Here's to the losers

Election nights are for the winners. Their supporters strut and dance around long after the losers and their friends go home. It's always sad to see the empty rooms on the late news, where the unsuccessful candidates made a brief talk and got out of the public eye as quickly as possible. It probably makes sense not to show up on the tube if possible -- don't let the voters see you in defeat, just in case you want to run for something again.

It's doubly depressing to watch when the horses I've backed don't come in. Even where my favored candidates don't have a realistic shot, somehow by Election Day I always talk myself into thinking that they could pull it out. When they don't, it's deflating. When Ohio came in for Bush over Kerry, for example -- an awful moment for me, the country, the world.

What hurts the most, of course, is to be the losing candidate. I've run for election by my peers several times in my life. I've come close to winning, but I've never won. Student council in high school. Editor-in-chief of the law review. Management positions in my chosen field. I just can't win an election, and coming in second is sometimes worse than not being in the running at all. I remember being defeated by a hair for my state's Rhodes Scholarship. They grilled me all day, then gave it to the preppie wrestler from Yale.

That's not to say I haven't had my share of prizes and honors, including some wonderful awards bestowed on me by my customers.

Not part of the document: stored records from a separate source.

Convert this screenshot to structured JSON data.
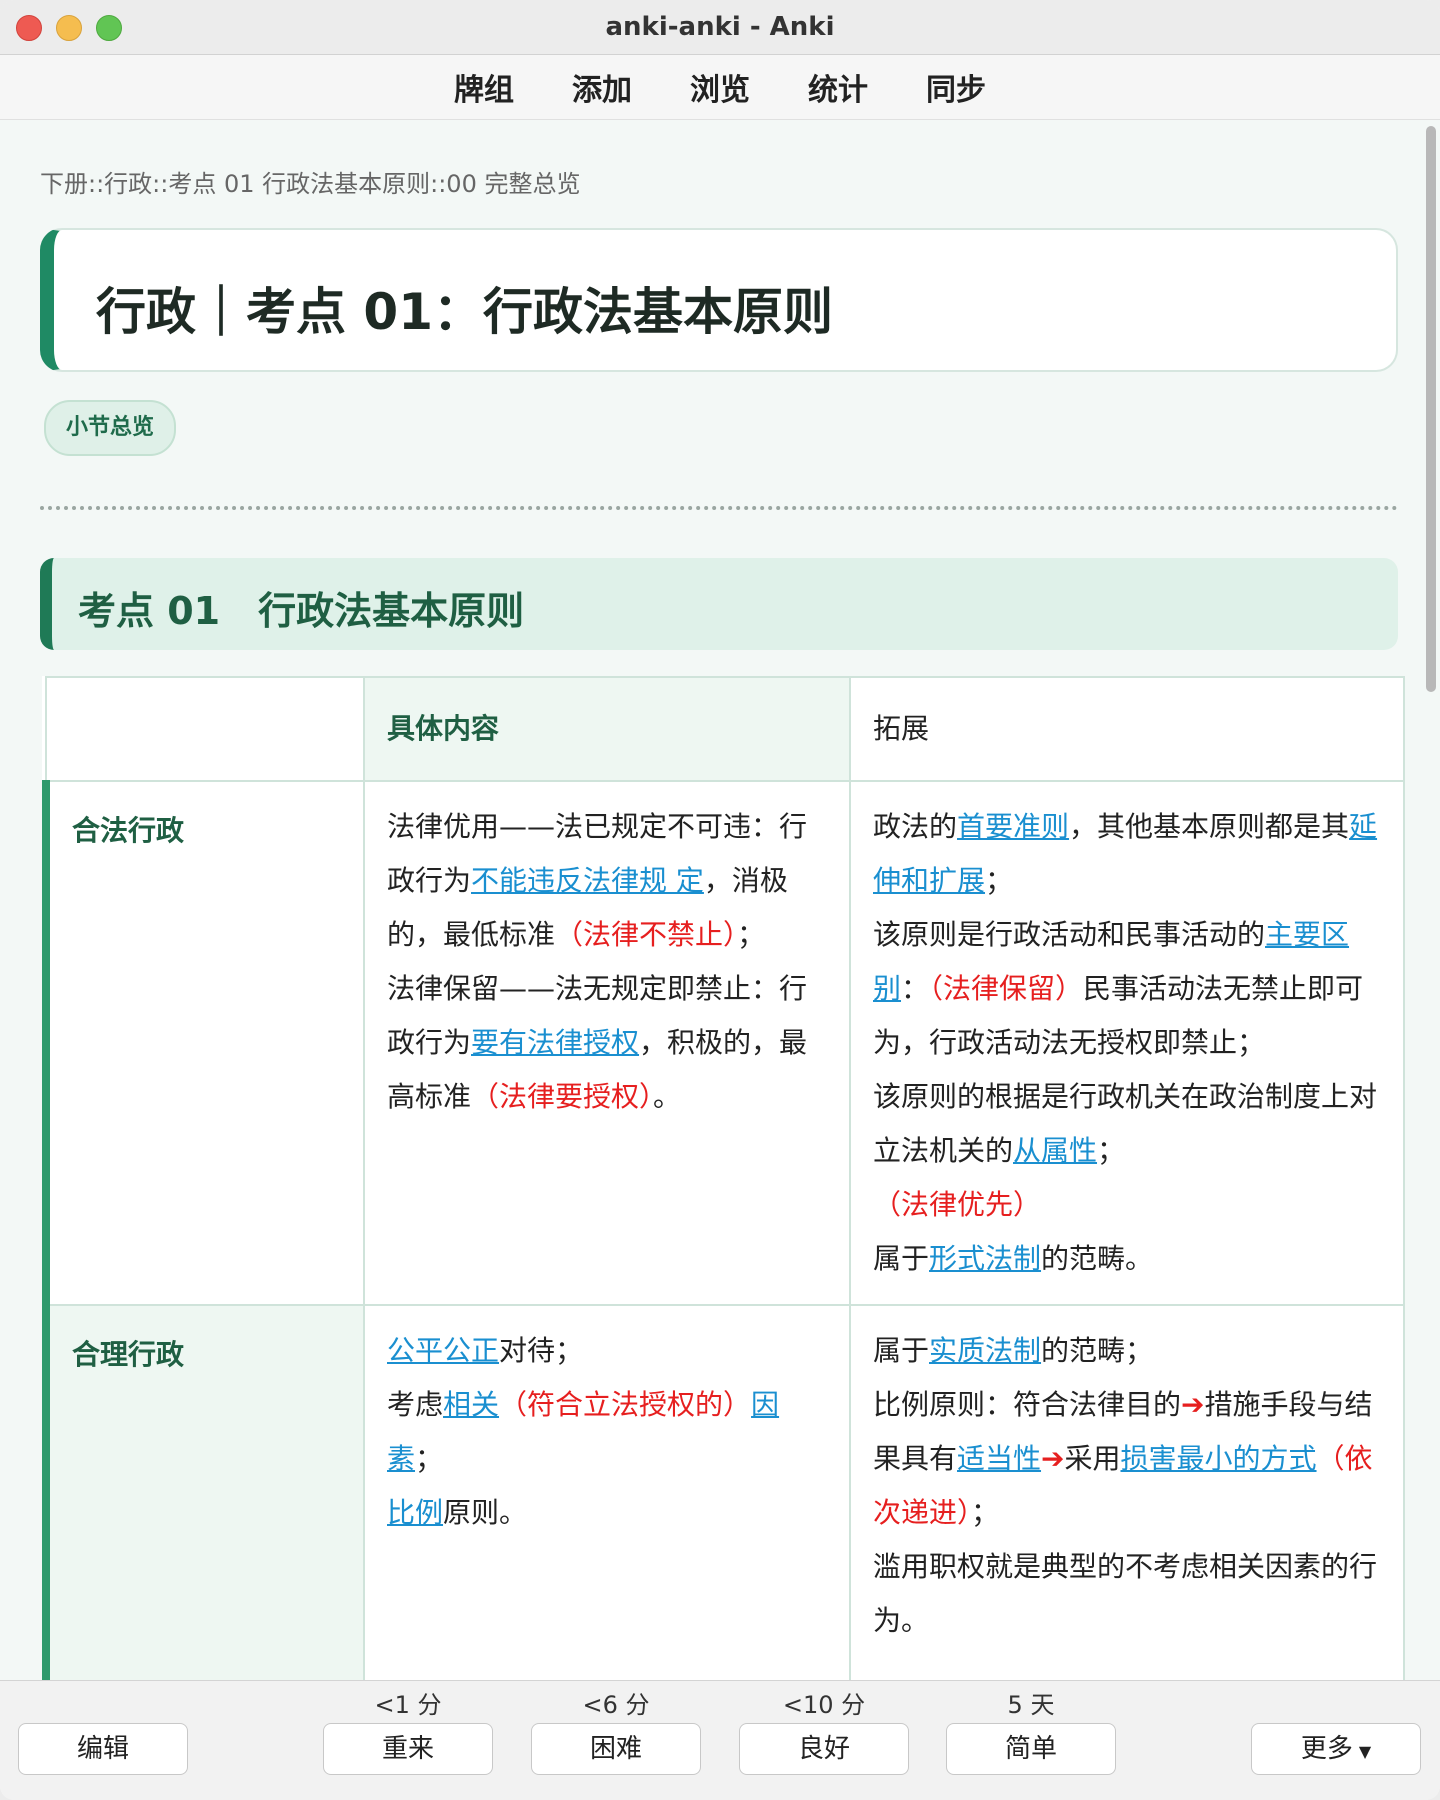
{
  "window": {
    "title": "anki-anki - Anki"
  },
  "topnav": {
    "items": [
      "牌组",
      "添加",
      "浏览",
      "统计",
      "同步"
    ]
  },
  "card": {
    "breadcrumb": "下册::行政::考点 01 行政法基本原则::00 完整总览",
    "title": "行政｜考点 01：行政法基本原则",
    "tag": "小节总览",
    "section_heading": "考点 01　行政法基本原则",
    "table": {
      "headers": [
        "",
        "具体内容",
        "拓展"
      ],
      "rows": [
        {
          "label": "合法行政",
          "main": {
            "p1": "法律优用——法已规定不可违：行政行为",
            "p1_hl": "不能违反法律规 定",
            "p1_tail": "，消极的，最低标准",
            "p1_red": "（法律不禁止）",
            "p1_end": "；",
            "p2": "法律保留——法无规定即禁止：行政行为",
            "p2_hl": "要有法律授权",
            "p2_tail": "，积极的，最高标准",
            "p2_red": "（法律要授权）",
            "p2_end": "。"
          },
          "ext": {
            "a1": "政法的",
            "a1_hl": "首要准则",
            "a1_tail": "，其他基本原则都是其",
            "a2_hl": "延伸和扩展",
            "a2_tail": "；",
            "b1": "该原则是行政活动和民事活动的",
            "b1_hl": "主要区别",
            "b1_tail": "：",
            "b1_red": "（法律保留）",
            "b1_end": "民事活动法无禁止即可为，行政活动法无授权即禁止；",
            "c1": "该原则的根据是行政机关在政治制度上对立法机关的",
            "c1_hl": "从属性",
            "c1_tail": "；",
            "d_red": "（法律优先）",
            "e1": "属于",
            "e1_hl": "形式法制",
            "e1_tail": "的范畴。"
          }
        },
        {
          "label": "合理行政",
          "main": {
            "a_hl": "公平公正",
            "a_tail": "对待；",
            "b1": "考虑",
            "b_hl": "相关",
            "b_red": "（符合立法授权的）",
            "b_hl2": "因素",
            "b_end": "；",
            "c_hl": "比例",
            "c_tail": "原则。"
          },
          "ext": {
            "a1": "属于",
            "a_hl": "实质法制",
            "a_tail": "的范畴；",
            "b1": "比例原则：符合法律目的",
            "arrow": "➔",
            "b2": "措施手段与结果具有",
            "b_hl": "适当性",
            "b3": "采用",
            "b_hl2": "损害最小的方式",
            "b_red": "（依次递进）",
            "b_end": "；",
            "c1": "滥用职权就是典型的不考虑相关因素的行为。"
          }
        }
      ]
    }
  },
  "answer_bar": {
    "edit": "编辑",
    "again": {
      "label": "重来",
      "time": "<1 分"
    },
    "hard": {
      "label": "困难",
      "time": "<6 分"
    },
    "good": {
      "label": "良好",
      "time": "<10 分"
    },
    "easy": {
      "label": "简单",
      "time": "5 天"
    },
    "more": "更多"
  }
}
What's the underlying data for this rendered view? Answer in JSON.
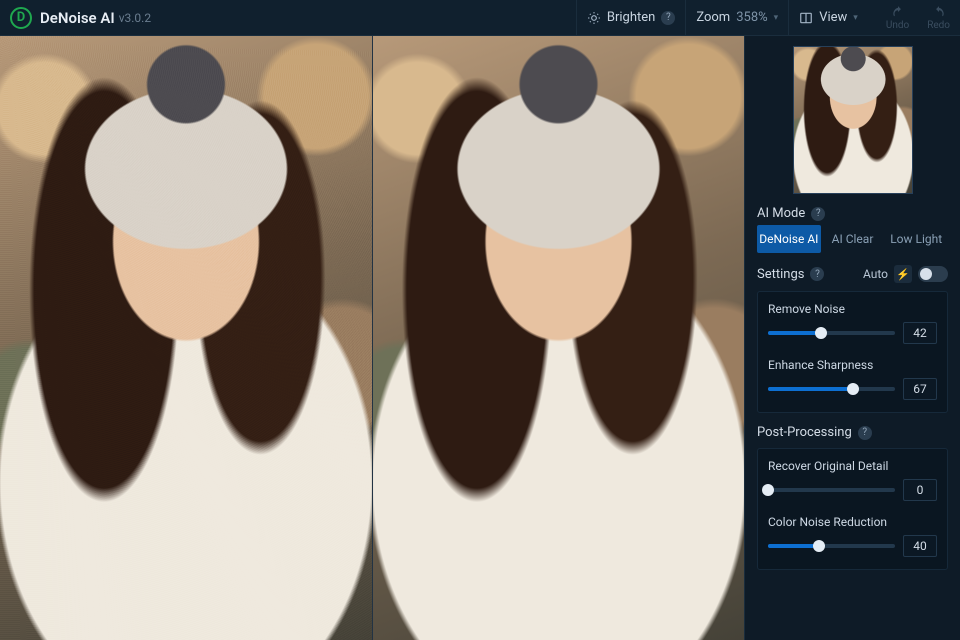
{
  "header": {
    "app_name": "DeNoise AI",
    "version": "v3.0.2",
    "brighten_label": "Brighten",
    "zoom_label": "Zoom",
    "zoom_value": "358%",
    "view_label": "View",
    "undo_label": "Undo",
    "redo_label": "Redo"
  },
  "ai_mode": {
    "title": "AI Mode",
    "tabs": [
      {
        "label": "DeNoise AI",
        "active": true
      },
      {
        "label": "AI Clear",
        "active": false
      },
      {
        "label": "Low Light",
        "active": false
      }
    ]
  },
  "settings": {
    "title": "Settings",
    "auto_label": "Auto",
    "auto_on": false,
    "sliders": [
      {
        "label": "Remove Noise",
        "value": 42,
        "min": 0,
        "max": 100
      },
      {
        "label": "Enhance Sharpness",
        "value": 67,
        "min": 0,
        "max": 100
      }
    ]
  },
  "post": {
    "title": "Post-Processing",
    "sliders": [
      {
        "label": "Recover Original Detail",
        "value": 0,
        "min": 0,
        "max": 100
      },
      {
        "label": "Color Noise Reduction",
        "value": 40,
        "min": 0,
        "max": 100
      }
    ]
  },
  "colors": {
    "accent": "#0d6fd1",
    "brand": "#1fa84f"
  }
}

It's an amazing feeling being up there in the bright lights with the applause washing over you. But the agony of defeat is as powerful as the thrill of victory, if not more so. The call (or worse, the e-mail message) telling you that the job went to someone else. The long-awaited announcement where you find out you're only Miss Congeniality.

And so I sympathize and emphathize with those whose hearts sink as those returns come in. As Frank Sinatra once sang, bless them all.

Comments (29)

As someone who twice ran for office, I can completely relate. I batted .500 tho - I won a nail-biter race for Precinct Committeeperson, 69 to 67. My second campaign (for another office) was much less successful.

Yeah, but I still think you should run for something.

"...bless them all."

Even Ms. Boyles?

A couple of interesting numbers that popped out at me this morning was the number of votes a couple of the also-rans received. Over 5,000 voters opted for Emilie Boyles and in Saltzman's race Watchman actually got over 1,200 votes.

Hey look. I see Lister endorsed Sten if there's a runoff.

Jack, I was elected president of my 9th grade class, and let me tell you, leadership has its own burdens. I thought about the Linn family last night. Not so much Diane as her brother Dan who I've played music with, years ago, and the three siblings who were in the Linn group and lived across the street from me on 23rd. It's a great family. Once Dan turned up at the door as some kind of cable TV salesman. We ended up talking about music and this cassette I had of John Lennon and Jimi Hendrix jamming. I lent it to him, knowing he'd return it and sure enough, it was in my mail box a week or two later. These are nice people. Let the healing begin.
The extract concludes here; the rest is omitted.